Krista Russell was officially presented with the 2012 Massachusetts Book Award for Children’s/YA literature for her wonderful middle-grade novel Chasing the Nightbird, in a ceremony held at the venerable New Bedford Free Public Library last night.
Chasing the Nightbird is an historical adventure story centering on Lucky Valera, a 14-year-old Cape Verdean sailor who gets trapped into working in a New Bedford textile mill. While there Lucky meets up with Daniel, a runaway slave, and Emmeline, a Quaker sea captain’s daughter, who decide to work together to help Lucky get back to his beloved whaling ship, the Nightbird.
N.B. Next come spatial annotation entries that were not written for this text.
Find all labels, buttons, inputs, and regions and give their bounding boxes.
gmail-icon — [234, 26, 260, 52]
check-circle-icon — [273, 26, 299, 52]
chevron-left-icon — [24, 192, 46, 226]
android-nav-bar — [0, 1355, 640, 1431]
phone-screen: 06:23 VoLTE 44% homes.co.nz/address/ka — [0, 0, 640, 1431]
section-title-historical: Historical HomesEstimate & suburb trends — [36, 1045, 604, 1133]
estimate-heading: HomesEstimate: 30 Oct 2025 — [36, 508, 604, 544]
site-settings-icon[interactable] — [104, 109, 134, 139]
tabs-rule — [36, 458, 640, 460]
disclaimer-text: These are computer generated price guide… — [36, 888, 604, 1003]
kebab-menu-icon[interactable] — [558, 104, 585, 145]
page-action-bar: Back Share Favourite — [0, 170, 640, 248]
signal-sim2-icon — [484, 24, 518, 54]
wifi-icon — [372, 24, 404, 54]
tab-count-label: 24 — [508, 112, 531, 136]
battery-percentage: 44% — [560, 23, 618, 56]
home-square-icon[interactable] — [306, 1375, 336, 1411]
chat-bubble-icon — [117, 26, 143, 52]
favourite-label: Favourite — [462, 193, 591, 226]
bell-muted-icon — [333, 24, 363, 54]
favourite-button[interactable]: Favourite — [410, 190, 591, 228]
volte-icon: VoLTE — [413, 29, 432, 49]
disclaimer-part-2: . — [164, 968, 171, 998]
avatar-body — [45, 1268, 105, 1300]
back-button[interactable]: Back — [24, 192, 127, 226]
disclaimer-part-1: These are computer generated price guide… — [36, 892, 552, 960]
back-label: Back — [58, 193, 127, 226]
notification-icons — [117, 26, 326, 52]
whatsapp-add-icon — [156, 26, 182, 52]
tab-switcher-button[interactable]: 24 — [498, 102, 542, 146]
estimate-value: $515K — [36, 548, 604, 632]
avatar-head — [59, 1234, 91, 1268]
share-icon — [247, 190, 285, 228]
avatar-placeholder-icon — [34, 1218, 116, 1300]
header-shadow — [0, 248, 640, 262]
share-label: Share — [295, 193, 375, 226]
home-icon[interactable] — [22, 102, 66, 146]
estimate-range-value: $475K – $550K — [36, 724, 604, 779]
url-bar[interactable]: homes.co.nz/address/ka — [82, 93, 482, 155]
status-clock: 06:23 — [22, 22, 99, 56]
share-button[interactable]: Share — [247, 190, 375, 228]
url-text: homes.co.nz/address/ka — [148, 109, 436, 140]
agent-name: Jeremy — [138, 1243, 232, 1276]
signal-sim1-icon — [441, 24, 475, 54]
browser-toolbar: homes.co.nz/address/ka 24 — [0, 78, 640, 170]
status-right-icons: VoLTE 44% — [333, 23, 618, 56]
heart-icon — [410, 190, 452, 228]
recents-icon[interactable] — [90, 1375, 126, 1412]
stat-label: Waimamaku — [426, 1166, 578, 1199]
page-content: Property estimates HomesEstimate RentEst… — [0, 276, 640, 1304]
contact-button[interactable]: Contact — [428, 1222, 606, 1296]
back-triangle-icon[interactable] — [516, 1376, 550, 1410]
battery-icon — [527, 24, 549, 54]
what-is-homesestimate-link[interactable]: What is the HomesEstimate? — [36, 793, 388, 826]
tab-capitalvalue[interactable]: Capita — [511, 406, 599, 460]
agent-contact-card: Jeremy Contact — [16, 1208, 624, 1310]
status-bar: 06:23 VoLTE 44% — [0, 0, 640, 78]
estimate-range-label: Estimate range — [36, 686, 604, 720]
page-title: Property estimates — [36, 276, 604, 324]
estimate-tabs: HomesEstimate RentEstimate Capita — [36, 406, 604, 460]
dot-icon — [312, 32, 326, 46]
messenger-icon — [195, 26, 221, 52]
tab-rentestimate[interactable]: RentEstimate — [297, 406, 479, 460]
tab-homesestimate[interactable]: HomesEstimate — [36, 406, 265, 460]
From the Massachusetts Book Awards reading and discussion guide for Chasing the Nightbird: “This action-packed book introduces the reader to the bustling, commercially vibrant city of New Bedford in 1851; the perils of runaway slaves traveling on the Underground Railroad; the political climate and regional nineteenth-century attitudes towards slavery; and to the cultural diversity of New Bedford, which has survived into the twenty-first century.”
After receiving the award from Massachusetts Center for the Book executive director Sharon Shaloo, Krista Russell spoke briefly, saying that she had planned to write about whaling, but when she started researching the history there was so much more than whaling in New Bedford history. She learned that New Bedford in the early 1850s had the highest proportion of fugitive slaves in the Northeast – higher, even, than New York or Boston – and read about how the 1850 passage of the second part of the Fugitive Slave Act made life suddenly much more dangerous for slaves from the South who had escaped to make a new life in New Bedford, where the 1793 Fugitive Slave Act had been largely ignored.
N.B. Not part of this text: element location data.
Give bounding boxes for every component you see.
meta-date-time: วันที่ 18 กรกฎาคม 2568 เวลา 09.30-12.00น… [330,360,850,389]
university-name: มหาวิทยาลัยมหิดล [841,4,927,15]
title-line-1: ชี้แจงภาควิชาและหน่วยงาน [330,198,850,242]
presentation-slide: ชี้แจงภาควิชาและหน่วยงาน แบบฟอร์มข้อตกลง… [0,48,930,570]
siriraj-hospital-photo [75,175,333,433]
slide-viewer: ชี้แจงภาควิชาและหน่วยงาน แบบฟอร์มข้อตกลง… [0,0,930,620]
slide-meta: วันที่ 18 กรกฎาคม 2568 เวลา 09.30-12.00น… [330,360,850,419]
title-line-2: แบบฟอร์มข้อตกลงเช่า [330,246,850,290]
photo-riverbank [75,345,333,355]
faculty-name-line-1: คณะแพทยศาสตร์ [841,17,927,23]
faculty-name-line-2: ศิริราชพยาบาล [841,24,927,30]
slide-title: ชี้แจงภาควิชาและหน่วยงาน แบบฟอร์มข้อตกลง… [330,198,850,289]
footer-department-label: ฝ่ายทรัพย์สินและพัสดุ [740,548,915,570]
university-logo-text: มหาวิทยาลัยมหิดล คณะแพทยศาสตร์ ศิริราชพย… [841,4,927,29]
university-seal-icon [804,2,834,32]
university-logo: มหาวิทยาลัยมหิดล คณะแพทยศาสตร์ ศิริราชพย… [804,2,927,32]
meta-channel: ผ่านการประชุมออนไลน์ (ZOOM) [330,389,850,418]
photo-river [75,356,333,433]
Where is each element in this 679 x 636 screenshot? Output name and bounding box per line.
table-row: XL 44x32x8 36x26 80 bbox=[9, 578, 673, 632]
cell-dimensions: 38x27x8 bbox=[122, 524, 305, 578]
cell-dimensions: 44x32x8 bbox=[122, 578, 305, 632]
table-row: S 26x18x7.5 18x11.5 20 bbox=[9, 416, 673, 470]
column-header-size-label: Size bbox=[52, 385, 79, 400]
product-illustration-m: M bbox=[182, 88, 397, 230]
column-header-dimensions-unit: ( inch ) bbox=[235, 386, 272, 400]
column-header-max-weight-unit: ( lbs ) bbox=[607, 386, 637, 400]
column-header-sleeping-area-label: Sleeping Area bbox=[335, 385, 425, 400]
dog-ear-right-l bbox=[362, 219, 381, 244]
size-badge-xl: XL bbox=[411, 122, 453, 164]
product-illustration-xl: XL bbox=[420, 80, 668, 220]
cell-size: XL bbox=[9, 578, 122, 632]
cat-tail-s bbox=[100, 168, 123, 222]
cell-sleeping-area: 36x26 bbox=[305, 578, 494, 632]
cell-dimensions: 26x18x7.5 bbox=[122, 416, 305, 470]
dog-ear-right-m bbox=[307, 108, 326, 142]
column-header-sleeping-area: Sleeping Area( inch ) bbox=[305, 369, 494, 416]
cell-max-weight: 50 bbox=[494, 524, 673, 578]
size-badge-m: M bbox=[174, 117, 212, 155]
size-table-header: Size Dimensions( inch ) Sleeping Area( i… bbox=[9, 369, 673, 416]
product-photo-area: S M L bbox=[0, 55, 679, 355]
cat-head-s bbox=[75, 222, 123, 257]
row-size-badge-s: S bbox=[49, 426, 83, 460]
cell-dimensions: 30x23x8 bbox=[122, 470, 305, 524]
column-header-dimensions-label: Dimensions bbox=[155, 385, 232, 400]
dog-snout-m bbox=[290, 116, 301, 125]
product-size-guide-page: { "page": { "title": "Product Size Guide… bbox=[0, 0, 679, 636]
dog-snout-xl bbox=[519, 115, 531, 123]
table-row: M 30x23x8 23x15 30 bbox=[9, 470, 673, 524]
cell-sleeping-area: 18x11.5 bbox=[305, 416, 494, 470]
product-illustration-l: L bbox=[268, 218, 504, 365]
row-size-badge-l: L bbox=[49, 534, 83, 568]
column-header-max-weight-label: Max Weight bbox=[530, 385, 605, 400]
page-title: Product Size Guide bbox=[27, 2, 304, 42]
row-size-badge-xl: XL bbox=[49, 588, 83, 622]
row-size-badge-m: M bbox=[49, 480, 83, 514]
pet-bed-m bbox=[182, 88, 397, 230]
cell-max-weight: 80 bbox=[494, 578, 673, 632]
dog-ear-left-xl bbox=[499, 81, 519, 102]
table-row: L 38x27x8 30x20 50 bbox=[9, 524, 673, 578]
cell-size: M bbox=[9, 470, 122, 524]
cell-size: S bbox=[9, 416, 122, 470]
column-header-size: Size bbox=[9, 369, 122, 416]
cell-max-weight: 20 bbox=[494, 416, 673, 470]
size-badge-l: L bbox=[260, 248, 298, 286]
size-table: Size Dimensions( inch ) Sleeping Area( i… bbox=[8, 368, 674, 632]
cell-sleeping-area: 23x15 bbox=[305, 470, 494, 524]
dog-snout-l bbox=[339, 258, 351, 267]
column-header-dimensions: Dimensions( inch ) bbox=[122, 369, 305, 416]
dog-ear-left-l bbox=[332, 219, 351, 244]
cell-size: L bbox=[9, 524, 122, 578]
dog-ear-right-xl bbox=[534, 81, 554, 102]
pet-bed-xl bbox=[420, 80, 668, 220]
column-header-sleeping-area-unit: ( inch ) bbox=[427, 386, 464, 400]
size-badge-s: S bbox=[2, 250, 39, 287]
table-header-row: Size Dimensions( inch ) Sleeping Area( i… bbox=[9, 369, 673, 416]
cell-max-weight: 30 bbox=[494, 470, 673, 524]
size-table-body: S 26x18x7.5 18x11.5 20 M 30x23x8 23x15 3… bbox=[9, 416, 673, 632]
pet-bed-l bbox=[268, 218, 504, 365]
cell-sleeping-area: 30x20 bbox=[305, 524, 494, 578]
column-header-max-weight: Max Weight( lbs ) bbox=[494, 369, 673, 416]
Krista read an excerpt from Chasing the Nightbird, starting with this passage:
“[Lucky] pulled his cap down, hoisted his duffle, and walked quickly over the dawn-lit cobbles, eager to get to the wharf where the Nightbird waited. Feeling undone as a frayed line, Lucky yearned to get back to sea. He’d grown up before the mast and, now that Pa was gone, the ship’s hands were his only friends in this unfamiliar city. And though it was still a week from his fourteenth birthday, he’d be sailing as a full member of the crew this time, not a lowly cabin boy. He breathed in the early morning sea air and the smell of whale oil and tar.
A copy of Chasing the Nightbird, along with other Massachusetts Book Award winners, will be deposited in a special collection at the State Library of Massachusetts, thanks to former state librarian, Stephen Fulchino, now the director of the New Bedford Public Library.
Part of AHA! – a celebration of the art, culture, and history of New Bedford on the second Thursday of the month, the Massachusetts Book Award presentation ceremony was attended by many families with children who were given their own copies of Chasing the Nightbird signed by the author to take home and read.
Save the date! Other 2012 winners and Must-Read authors will be celebrated along with the new 2013 honorees at the Massachusetts State House on Thursday, October 17, at 2:00 p.m. This event is open to the public. Everyone is invited, and welcome to attend!